Date vectors are built on double vectors. (Dates are represented as the number of days since 1970-01-01, with negative values for earlier dates.)

d1 <- 1

# assign class "Date" to the double vector d
class(d1) = "Date"

print(d1)

## [1] "1970-01-02"

print(typeof(d1))

## [1] "double"

print(attributes(d1))

## $class
## [1] "Date"

In practice, you create date type in other ways.

today <- Sys.Date()

print(today)

## [1] "2019-01-21"

print(typeof(today))

## [1] "double"

print(str(today))

##  Date[1:1], format: "2019-01-21"
## NULL

print(class(today))

## [1] "Date"

attributes(today)

## $class
## [1] "Date"

Create date type from character vectors using as.Date( ).

d2 <- as.Date("2019-01-22")
print(d2)

## [1] "2019-01-22"

class(d2)

## [1] "Date"

Exercise

Create a character vector (“2019-01-22”, “2019-02-11”). Convert it to date type using as.Date(). Find the days between the two dates.

# Your code here

# use as.Date( ) to convert strings to dates
date_start_end <- as.Date(c("2019-01-22", "2019-02-11"))
print(class(date_start_end))

## [1] "Date"

days <- date_start_end[2] - date_start_end[1]
print(days)

## Time difference of 20 days

Date-times

R has two way to store date-time information.

POSIXct (ct - calendar time): it’s built on double vectors. It’s value represents the number of seconds since 1970-01-01.
POSIXlt (lt - local time): it stores date/time values as a list of components(hour, min, etc.). We won’t discuss it here.

One of the best R packages to work with date/time is lubridate. You can learn it on your own.

# UTC - Universal Time Coordinated / Universal Coordinated Time
now_ct <- as.POSIXct("2018-11-11 8:00", tz = "UTC")
now_ct

## [1] "2018-11-11 08:00:00 UTC"

print(typeof(now_ct))

## [1] "double"

class(now_ct)

## [1] "POSIXct" "POSIXt"

attributes(now_ct)

## $class
## [1] "POSIXct" "POSIXt" 
## 
## $tzone
## [1] "UTC"

ct1 <- structure(now_ct, tzone = "Asia/Tokyo")
print(ct1)

## [1] "2018-11-11 17:00:00 JST"

attributes(ct1)

## $class
## [1] "POSIXct" "POSIXt" 
## 
## $tzone
## [1] "Asia/Tokyo"

2.4 Data frames and tibbles

A data frame is like a 2-D table in Excel. More precisely, it is a list of vectors (columns) with equal length. It has a class attribute, “data.frame”, and it also has attributes 1) (column) names; and 2) row.names.

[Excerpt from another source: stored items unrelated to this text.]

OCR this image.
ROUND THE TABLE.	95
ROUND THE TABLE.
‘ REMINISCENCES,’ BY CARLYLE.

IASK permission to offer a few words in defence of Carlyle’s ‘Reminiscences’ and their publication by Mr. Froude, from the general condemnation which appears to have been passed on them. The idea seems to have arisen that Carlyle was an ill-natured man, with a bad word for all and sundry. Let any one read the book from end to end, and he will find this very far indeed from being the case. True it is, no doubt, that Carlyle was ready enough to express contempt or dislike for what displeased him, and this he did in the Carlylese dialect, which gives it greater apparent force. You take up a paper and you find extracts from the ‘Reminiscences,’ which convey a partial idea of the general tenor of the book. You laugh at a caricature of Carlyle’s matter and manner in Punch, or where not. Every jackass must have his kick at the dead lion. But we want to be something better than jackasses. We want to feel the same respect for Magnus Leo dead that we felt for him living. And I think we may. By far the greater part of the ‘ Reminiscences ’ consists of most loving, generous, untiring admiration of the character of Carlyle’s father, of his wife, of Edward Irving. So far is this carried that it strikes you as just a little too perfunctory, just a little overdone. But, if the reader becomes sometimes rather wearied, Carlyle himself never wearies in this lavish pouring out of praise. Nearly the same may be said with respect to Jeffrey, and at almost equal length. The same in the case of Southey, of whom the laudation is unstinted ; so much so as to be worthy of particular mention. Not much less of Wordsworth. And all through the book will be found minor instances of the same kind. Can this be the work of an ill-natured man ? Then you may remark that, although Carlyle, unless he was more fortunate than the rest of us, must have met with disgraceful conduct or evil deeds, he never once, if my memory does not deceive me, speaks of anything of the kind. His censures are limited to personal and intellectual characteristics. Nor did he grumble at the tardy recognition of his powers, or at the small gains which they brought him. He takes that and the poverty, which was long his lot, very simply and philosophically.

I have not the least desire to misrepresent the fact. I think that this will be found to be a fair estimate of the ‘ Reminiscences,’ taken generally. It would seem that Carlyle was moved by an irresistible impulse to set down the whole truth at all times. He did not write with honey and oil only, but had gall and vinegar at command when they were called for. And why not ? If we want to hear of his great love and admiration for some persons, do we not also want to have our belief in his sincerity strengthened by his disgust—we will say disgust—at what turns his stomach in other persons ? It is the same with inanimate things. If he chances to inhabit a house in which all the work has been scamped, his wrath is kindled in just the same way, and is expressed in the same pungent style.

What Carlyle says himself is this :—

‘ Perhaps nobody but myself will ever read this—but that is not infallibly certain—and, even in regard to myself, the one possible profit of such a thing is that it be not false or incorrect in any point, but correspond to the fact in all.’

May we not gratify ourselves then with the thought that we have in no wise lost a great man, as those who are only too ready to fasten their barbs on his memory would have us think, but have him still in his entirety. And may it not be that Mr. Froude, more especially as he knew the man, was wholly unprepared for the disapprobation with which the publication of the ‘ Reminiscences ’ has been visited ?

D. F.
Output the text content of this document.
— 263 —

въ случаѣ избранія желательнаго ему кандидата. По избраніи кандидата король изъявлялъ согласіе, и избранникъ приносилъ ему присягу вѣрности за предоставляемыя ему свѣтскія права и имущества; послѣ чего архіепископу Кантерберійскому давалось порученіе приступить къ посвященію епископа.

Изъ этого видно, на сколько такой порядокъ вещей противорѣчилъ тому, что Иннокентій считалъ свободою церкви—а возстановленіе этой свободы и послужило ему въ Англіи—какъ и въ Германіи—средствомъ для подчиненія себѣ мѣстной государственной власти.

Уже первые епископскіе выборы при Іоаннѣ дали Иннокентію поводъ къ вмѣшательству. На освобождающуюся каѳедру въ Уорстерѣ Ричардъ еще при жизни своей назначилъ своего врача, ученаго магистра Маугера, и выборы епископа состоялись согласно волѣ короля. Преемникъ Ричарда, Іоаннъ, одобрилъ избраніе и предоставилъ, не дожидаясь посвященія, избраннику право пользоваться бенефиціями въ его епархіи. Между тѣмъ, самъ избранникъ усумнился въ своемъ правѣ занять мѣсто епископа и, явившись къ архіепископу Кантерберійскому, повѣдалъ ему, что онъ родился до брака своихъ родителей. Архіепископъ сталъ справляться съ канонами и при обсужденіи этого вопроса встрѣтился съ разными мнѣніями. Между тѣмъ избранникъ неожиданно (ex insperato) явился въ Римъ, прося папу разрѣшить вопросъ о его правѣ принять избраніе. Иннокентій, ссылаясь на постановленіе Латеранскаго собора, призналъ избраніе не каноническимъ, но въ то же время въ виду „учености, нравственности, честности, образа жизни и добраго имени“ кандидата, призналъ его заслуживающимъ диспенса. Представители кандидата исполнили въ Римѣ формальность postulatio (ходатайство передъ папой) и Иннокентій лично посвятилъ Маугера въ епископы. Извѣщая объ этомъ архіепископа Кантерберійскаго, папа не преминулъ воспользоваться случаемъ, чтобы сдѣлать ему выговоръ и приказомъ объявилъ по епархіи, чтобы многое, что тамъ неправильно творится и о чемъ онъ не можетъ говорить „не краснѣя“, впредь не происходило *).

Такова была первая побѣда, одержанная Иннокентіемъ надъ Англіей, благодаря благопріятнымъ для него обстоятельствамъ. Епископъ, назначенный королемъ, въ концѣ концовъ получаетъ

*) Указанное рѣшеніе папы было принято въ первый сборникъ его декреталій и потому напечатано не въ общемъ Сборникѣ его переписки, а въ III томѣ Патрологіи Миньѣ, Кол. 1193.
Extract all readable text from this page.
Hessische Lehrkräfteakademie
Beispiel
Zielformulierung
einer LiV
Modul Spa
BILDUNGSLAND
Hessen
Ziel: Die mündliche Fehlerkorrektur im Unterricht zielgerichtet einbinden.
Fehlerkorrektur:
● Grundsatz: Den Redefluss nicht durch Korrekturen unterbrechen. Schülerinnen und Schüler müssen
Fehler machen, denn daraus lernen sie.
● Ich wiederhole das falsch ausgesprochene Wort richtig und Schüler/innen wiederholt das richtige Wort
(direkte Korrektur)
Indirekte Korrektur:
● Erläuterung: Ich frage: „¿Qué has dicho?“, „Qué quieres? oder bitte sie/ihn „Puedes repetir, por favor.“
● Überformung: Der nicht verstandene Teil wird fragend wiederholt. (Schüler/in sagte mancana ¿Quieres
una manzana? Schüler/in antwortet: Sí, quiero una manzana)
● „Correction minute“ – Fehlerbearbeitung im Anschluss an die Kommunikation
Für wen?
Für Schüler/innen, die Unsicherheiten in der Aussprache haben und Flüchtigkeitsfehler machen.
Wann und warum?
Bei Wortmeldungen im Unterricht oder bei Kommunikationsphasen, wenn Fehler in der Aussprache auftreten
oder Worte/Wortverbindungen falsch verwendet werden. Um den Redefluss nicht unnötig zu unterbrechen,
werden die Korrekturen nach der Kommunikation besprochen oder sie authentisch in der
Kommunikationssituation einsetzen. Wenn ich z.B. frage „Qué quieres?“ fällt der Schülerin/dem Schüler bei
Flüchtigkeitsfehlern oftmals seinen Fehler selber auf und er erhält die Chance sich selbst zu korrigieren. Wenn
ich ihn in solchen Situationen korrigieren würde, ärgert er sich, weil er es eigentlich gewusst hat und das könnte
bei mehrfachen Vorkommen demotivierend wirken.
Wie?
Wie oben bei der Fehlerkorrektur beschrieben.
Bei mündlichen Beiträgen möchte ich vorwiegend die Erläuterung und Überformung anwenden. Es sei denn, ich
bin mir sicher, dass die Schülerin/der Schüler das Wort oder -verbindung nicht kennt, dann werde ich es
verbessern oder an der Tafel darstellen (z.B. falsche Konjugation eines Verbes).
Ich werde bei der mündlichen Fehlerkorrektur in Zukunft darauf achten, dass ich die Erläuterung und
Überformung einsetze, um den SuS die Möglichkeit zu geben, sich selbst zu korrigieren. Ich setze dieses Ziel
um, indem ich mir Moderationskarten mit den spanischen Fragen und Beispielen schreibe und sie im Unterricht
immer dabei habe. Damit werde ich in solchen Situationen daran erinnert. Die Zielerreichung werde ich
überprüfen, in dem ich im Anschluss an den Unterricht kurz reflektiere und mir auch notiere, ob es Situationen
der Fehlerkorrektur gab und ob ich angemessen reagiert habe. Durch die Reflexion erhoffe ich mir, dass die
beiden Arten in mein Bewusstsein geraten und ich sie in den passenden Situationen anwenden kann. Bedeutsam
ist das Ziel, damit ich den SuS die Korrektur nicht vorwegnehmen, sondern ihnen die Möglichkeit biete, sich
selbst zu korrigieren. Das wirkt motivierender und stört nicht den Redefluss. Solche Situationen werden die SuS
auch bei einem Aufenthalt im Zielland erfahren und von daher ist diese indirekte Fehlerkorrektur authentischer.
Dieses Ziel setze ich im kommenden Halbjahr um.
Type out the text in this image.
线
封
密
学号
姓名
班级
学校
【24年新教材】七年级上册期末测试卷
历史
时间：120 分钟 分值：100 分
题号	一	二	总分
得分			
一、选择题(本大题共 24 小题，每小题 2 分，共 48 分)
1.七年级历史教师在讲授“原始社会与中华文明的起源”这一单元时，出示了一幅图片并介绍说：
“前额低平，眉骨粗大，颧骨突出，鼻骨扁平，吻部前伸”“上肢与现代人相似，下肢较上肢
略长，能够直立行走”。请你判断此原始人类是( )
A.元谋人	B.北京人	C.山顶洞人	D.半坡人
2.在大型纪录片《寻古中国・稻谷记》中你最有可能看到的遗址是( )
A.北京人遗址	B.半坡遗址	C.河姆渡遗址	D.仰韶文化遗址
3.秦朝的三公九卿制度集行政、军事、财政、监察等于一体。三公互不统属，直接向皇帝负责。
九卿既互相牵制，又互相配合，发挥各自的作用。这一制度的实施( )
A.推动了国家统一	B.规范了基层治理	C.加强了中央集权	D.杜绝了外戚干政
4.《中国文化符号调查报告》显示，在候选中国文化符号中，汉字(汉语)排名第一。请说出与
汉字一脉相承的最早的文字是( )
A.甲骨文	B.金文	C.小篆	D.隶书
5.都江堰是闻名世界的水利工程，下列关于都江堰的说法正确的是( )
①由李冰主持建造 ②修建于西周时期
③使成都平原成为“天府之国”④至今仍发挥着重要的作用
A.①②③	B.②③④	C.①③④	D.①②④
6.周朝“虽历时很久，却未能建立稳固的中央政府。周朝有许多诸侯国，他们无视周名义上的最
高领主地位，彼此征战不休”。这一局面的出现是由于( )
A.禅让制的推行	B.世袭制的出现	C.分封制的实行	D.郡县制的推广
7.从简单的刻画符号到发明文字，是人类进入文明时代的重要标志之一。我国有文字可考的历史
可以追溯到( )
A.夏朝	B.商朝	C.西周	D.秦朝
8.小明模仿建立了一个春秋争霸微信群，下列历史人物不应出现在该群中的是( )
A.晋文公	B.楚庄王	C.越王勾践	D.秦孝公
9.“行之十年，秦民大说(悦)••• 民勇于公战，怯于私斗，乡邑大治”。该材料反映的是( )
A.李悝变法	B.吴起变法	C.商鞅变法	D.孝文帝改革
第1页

df1 <- data.frame(x = 1:3, y = letters[1:3], z = c(1.1, 2.2, 3.3))

df1

##   x y   z
## 1 1 a 1.1
## 2 2 b 2.2
## 3 3 c 3.3

# Note that by default strings are converted to be factors
str(df1)

## 'data.frame':    3 obs. of  3 variables:
##  $ x: int  1 2 3
##  $ y: Factor w/ 3 levels "a","b","c": 1 2 3
##  $ z: num  1.1 2.2 3.3

# use 'stringsAsFactors = FALSE' to keep strings as they are
df2 <- data.frame(
  x = 1:3,
  y = c("a", "b", "c"),
  stringsAsFactors = FALSE
)
str(df2)

## 'data.frame':    3 obs. of  2 variables:
##  $ x: int  1 2 3
##  $ y: chr  "a" "b" "c"

print(typeof(df1))

## [1] "list"

print(class(df1))

## [1] "data.frame"

# a dataframe has three attributes
print(attributes(df1))

## $names
## [1] "x" "y" "z"
## 
## $row.names
## [1] 1 2 3
## 
## $class
## [1] "data.frame"

is.data.frame(df1)

## [1] TRUE

Functions to find out column and row names.

# find out column names using names() or colnames()
print(names(df1))

## [1] "x" "y" "z"

print(colnames(df1))

## [1] "x" "y" "z"

# find out row names
print(rownames(df1))

## [1] "1" "2" "3"

Functions to find out number of columns and rows.

# find out number of columns
print(length(df1))

## [1] 3

print(ncol(df1))

## [1] 3

# find out number of rows
print(nrow(df1))

## [1] 3

2.4.1 Subsetting a dataframe

Subsetting a dataframe is similar to that of a list or matrix.

The list way (subset a dataframe like a named list)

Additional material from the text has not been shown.